Put on Holiness

When I was a kid, we always looked forward to the night our family went back-to-school shopping. It was usually a Friday night, after Dad got home from work. We would pile into the club cab of the pickup truck and go to the mall, which was about 30 miles away. Sometimes we’d all stay together, but by the time I was in junior high, there were five of us kids; so eventually we split up, usually guys and girls. We were looking for school supplies (a new Trapper Keeper!) and school clothes.

Our new school clothes were usually jeans and shirts we weren’t allowed to wear for outdoor work or play. If I had to mow the lawn or split wood, Mom made sure that I didn’t wear my good jeans. It’s not like Mom wanted us to dress up for school; she just wanted us to look presentable when we left the house and she wanted the new clothes to last as long as possible.

New clothes have a way of changing the way we think and act. When you’re trying to keep your new clothes in good shape, you think more carefully about what you do, which might lead you to change clothes. New clothes helped us think about a new school year and hopefully helped us to stay in the right mindset for school and to behave appropriately while in school.

Perhaps this perspective of new clothes can help us to understand the new life we have through our faith in Jesus. Paul even uses the language of putting on new clothes when he tells the early church to put on holiness with their faith in Jesus. He wrote in Ephesians 4:22-25:

You were taught, with regard to your former way of life, to put off your old self, which is being corrupted by its deceitful desires; to be made new in the attitude of your minds; and to put on the new self, created to be like God in true righteousness and holiness. Therefore each of you must put off falsehood and speak truthfully to his neighbor, for we are all members of one body. (NIV 1984)

Here Paul shows how the change of life we experience when we put our faith in Jesus leads us to change the way we think and behave. He says that it’s a matter of putting off the “old self” and putting on the “new self,” like putting on new clothes for a new school year. In fact, Paul told the early church in Romans 13:14, “Clothe yourselves with the Lord Jesus Christ” (NIV 1984). As we put our faith in Jesus, Paul says, we are putting on Christ himself, and in order to do that, we must take off the old self and put on the new self.

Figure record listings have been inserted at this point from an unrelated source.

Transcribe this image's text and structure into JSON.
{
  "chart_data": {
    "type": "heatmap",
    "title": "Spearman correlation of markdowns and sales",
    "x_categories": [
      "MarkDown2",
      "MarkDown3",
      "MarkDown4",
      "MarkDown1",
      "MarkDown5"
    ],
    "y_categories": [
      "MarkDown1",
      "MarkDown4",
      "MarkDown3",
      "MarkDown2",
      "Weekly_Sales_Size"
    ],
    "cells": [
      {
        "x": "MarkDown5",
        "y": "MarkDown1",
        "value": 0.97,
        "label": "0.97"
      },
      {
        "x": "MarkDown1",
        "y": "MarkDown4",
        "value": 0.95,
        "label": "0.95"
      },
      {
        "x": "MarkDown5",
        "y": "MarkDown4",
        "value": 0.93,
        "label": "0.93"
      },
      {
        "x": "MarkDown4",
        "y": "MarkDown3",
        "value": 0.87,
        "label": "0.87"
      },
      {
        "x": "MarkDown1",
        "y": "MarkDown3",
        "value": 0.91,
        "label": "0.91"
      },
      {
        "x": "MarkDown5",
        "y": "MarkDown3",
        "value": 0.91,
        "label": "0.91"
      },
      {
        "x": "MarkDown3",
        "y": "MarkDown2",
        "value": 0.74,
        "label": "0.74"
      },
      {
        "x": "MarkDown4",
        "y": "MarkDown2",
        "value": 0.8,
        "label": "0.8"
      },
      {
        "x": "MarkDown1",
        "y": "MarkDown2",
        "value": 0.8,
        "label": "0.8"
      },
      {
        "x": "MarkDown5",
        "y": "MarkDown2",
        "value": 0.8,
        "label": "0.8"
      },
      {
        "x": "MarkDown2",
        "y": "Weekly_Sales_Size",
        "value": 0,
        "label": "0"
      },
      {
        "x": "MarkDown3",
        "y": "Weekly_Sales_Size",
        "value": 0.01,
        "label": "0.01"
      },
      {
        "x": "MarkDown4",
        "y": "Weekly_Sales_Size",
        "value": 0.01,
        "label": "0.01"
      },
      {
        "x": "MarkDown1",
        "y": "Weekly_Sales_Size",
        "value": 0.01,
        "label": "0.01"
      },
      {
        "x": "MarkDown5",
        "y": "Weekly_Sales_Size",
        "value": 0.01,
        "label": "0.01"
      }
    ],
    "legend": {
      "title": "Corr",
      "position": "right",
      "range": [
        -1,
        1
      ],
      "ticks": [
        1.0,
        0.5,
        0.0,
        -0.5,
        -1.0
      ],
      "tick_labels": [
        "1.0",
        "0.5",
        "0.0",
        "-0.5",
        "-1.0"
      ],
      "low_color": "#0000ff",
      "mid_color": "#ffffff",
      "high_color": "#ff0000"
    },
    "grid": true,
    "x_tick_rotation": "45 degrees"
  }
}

We take off the old, sinful self and we put on the new self, made to be like Christ, made to be holy as God makes us holy. It’s interesting how Paul describes the “former way of life” in Ephesians 4:22, that it was corrupted or spoiled. Even if our old lives seemed to be good enough as we lived them, they were spoiled, like when we had brand new white sneakers (back when white sneakers were the “in” thing) and we dreaded the day when we would get a scuff or a smudge on them – I had a friend who always wanted to be the first person to scuff someone’s new sneakers. After you got the first scuff on your sneakers or the first stain on your shirt, the pressure was off; you could still wear them, but they were spoiled; they were no longer the “new clothes.” After that you didn’t have to think about keeping them clean. It was a change of attitude.

That’s what Paul tells us we experience when we put on Christ, when we put on holiness with the new self. In Ephesians 4:23, he says we are “made new in the attitude” of our minds when we put on the new self. Just as getting that first smudge on the new sneakers changed our attitude toward them, putting on the new self is meant to change our attitudes toward God, toward sin, toward other people.

The difference between putting on holiness and putting on new school clothes is that God expects the change to last. Paul says in Ephesians 4:24 that this new self in Christ means we are “created to be like God in true righteousness and holiness.” As we have put on Christ, let’s make sure that the change lasts and trust God to make us more like him, not just putting on a new outfit that we can spoil but becoming a whole new self, one that looks like Jesus.